Bazen susarsın ya hani. Konusmazsın. Telefondan açtığın sarkıyı dinlersin saatlerce. Birde gözlerinden akan damla damla yaşlar var ya hani. İşte o zaman ölsemde kurtulsam dersin. İşte o zamanlardayım ben şuan.
Kulaklığımdan gelen şarkı, gözlerimden damla damla akan yaşlar ve keşke ölsemde bir daha hiç kimseden kötü bir söz duymamayayım çümlesi , gerçekten en acı verici şeylerden biriydi.

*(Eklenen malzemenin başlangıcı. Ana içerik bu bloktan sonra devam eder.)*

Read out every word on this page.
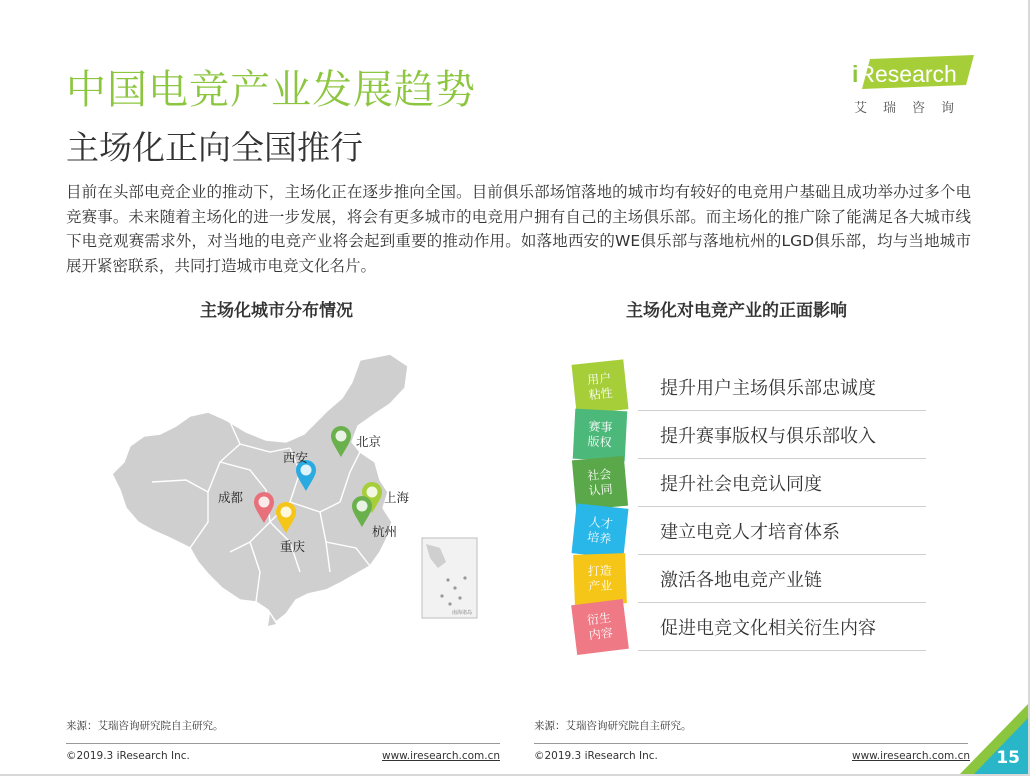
中国电竞产业发展趋势
主场化正向全国推行
iResearch
艾瑞咨询
目前在头部电竞企业的推动下，主场化正在逐步推向全国。目前俱乐部场馆落地的城市均有较好的电竞用户基础且成功举办过多个电竞赛事。未来随着主场化的进一步发展，将会有更多城市的电竞用户拥有自己的主场俱乐部。而主场化的推广除了能满足各大城市线下电竞观赛需求外，对当地的电竞产业将会起到重要的推动作用。如落地西安的WE俱乐部与落地杭州的LGD俱乐部，均与当地城市展开紧密联系，共同打造城市电竞文化名片。
主场化城市分布情况	主场化对电竞产业的正面影响
南海诸岛
北京
西安
成都
重庆
上海
杭州
用户粘性	提升用户主场俱乐部忠诚度
赛事版权	提升赛事版权与俱乐部收入
社会认同	提升社会电竞认同度
人才培养	建立电竞人才培育体系
打造产业	激活各地电竞产业链
衍生内容	促进电竞文化相关衍生内容
来源：艾瑞咨询研究院自主研究。	来源：艾瑞咨询研究院自主研究。
©2019.3 iResearch Inc.	www.iresearch.com.cn	©2019.3 iResearch Inc.	www.iresearch.com.cn 15
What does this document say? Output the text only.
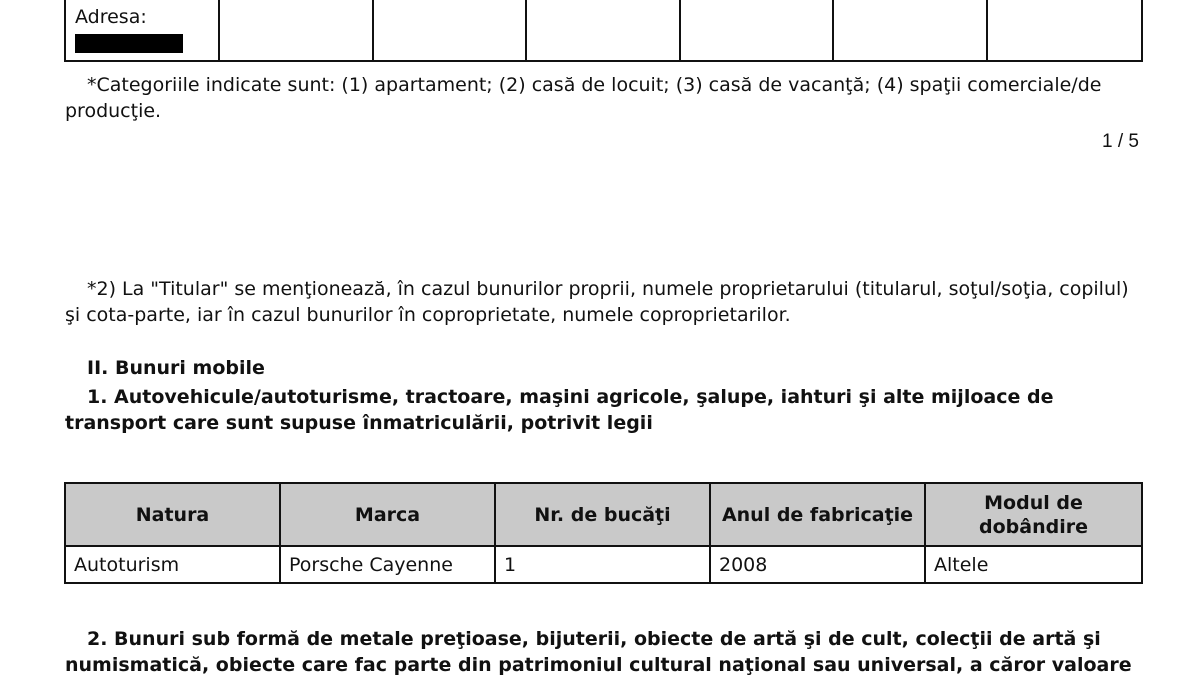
Adresa:

*Categoriile indicate sunt: (1) apartament; (2) casă de locuit; (3) casă de vacanţă; (4) spaţii comerciale/de producţie.

1 / 5

*2) La "Titular" se menţionează, în cazul bunurilor proprii, numele proprietarului (titularul, soţul/soţia, copilul) şi cota-parte, iar în cazul bunurilor în coproprietate, numele coproprietarilor.

II. Bunuri mobile

1. Autovehicule/autoturisme, tractoare, maşini agricole, şalupe, iahturi şi alte mijloace de transport care sunt supuse înmatriculării, potrivit legii

Natura	Marca	Nr. de bucăţi	Anul de fabricaţie	Modul de dobândire
Autoturism	Porsche Cayenne	1	2008	Altele

2. Bunuri sub formă de metale preţioase, bijuterii, obiecte de artă şi de cult, colecţii de artă şi numismatică, obiecte care fac parte din patrimoniul cultural naţional sau universal, a căror valoare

Ben bu hayatıma kadar hep itilip kakıldım. Evde, okulda ve mahalledeki arkadaşlarım tarafından. İnsanlara mutlu mu gözüküyorum? Bunu gerçekten merak ediyorum. Güldüğüm için hiç bir zaman ağlamayacak kadar güçlü biri mi gözüküyorum. Aslında en güçsüz insanlar biziz biliyormusunuz. Hep bir kenara geçilip ağlayan insanlar yani bizler en güçsüz insanlarız. Ağlamayı acizlik olarak görürüz. Üzüldük mü insanlara sert davranır sadece kızgın olduğumuzu söylemek isteriz. Aslında olan şeyler çok farklıdır. Eğer yanlız kalmak istiyorsak bizim gibilere izin vermek dünyada ki en yanlış şey olurdu. Bizim gibi insanları yanlız bırakmak ölüme yollamak gibi bir şey. Çünkü o kadar şey düşünürüz ki ağlamamak mümkün değil. Bir konudan başlarız , hayatımızda yaşadığımız her ne varsa bir film şeridi gibi önümüzden geçip gider. Benim de en nefret ettiğim şeylerden biride bu sanırım.

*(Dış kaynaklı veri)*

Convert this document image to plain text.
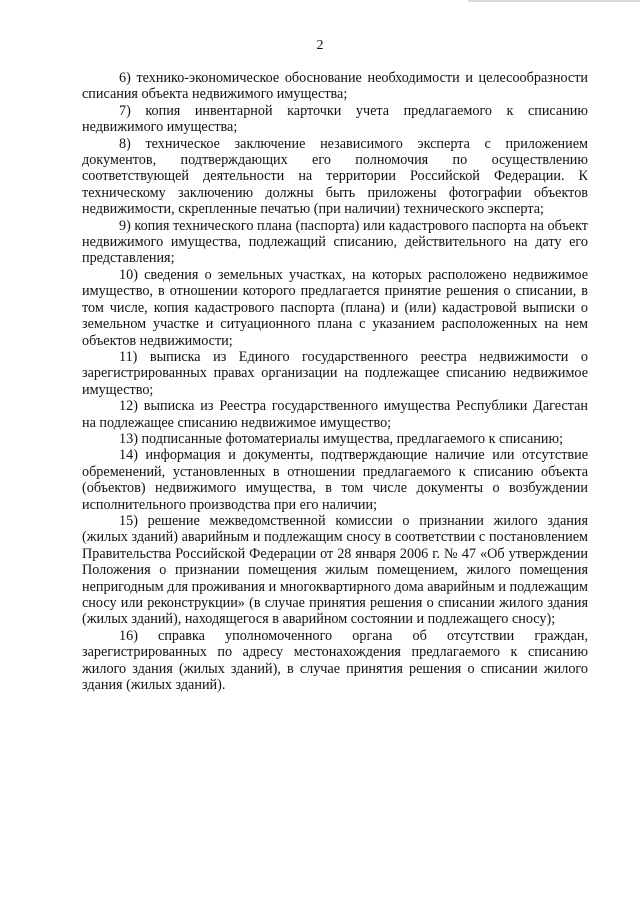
2

6) технико-экономическое обоснование необходимости и целесообразности списания объекта недвижимого имущества;

7) копия инвентарной карточки учета предлагаемого к списанию недвижимого имущества;

8) техническое заключение независимого эксперта с приложением документов, подтверждающих его полномочия по осуществлению соответствующей деятельности на территории Российской Федерации. К техническому заключению должны быть приложены фотографии объектов недвижимости, скрепленные печатью (при наличии) технического эксперта;

9) копия технического плана (паспорта) или кадастрового паспорта на объект недвижимого имущества, подлежащий списанию, действительного на дату его представления;

10) сведения о земельных участках, на которых расположено недвижимое имущество, в отношении которого предлагается принятие решения о списании, в том числе, копия кадастрового паспорта (плана) и (или) кадастровой выписки о земельном участке и ситуационного плана с указанием расположенных на нем объектов недвижимости;

11) выписка из Единого государственного реестра недвижимости о зарегистрированных правах организации на подлежащее списанию недвижимое имущество;

12) выписка из Реестра государственного имущества Республики Дагестан на подлежащее списанию недвижимое имущество;

13) подписанные фотоматериалы имущества, предлагаемого к списанию;

14) информация и документы, подтверждающие наличие или отсутствие обременений, установленных в отношении предлагаемого к списанию объекта (объектов) недвижимого имущества, в том числе документы о возбуждении исполнительного производства при его наличии;

15) решение межведомственной комиссии о признании жилого здания (жилых зданий) аварийным и подлежащим сносу в соответствии с постановлением Правительства Российской Федерации от 28 января 2006 г. № 47 «Об утверждении Положения о признании помещения жилым помещением, жилого помещения непригодным для проживания и многоквартирного дома аварийным и подлежащим сносу или реконструкции» (в случае принятия решения о списании жилого здания (жилых зданий), находящегося в аварийном состоянии и подлежащего сносу);

16) справка уполномоченного органа об отсутствии граждан, зарегистрированных по адресу местонахождения предлагаемого к списанию жилого здания (жилых зданий), в случае принятия решения о списании жилого здания (жилых зданий).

Ben hep yanlızdım. Galiba yanlız olmaya mahkum biriydim. Hiç bir zaman bir insan benim yanımda saf tutmamıştı. Hiç kimse gerçekten arkadaşım olmamıştı. Beni anlayan hiç kimse yoktu. Ben kimmiydim? Üzgünüm. Bunu gerçekten bilen yok.
Küçükken annemle kavga etmiştim. Hemde neden biliyor musun ? Hoşlandığımı düşündüğüm ama sadece beni koruduğu için hayranlık duyduğum bir erkek yüzünden. Annemle öyle bir kavga ettik ki hâlâ bana dediği sözler kulağımda yankı yapıyor. İnanmazsın ama bu böyle.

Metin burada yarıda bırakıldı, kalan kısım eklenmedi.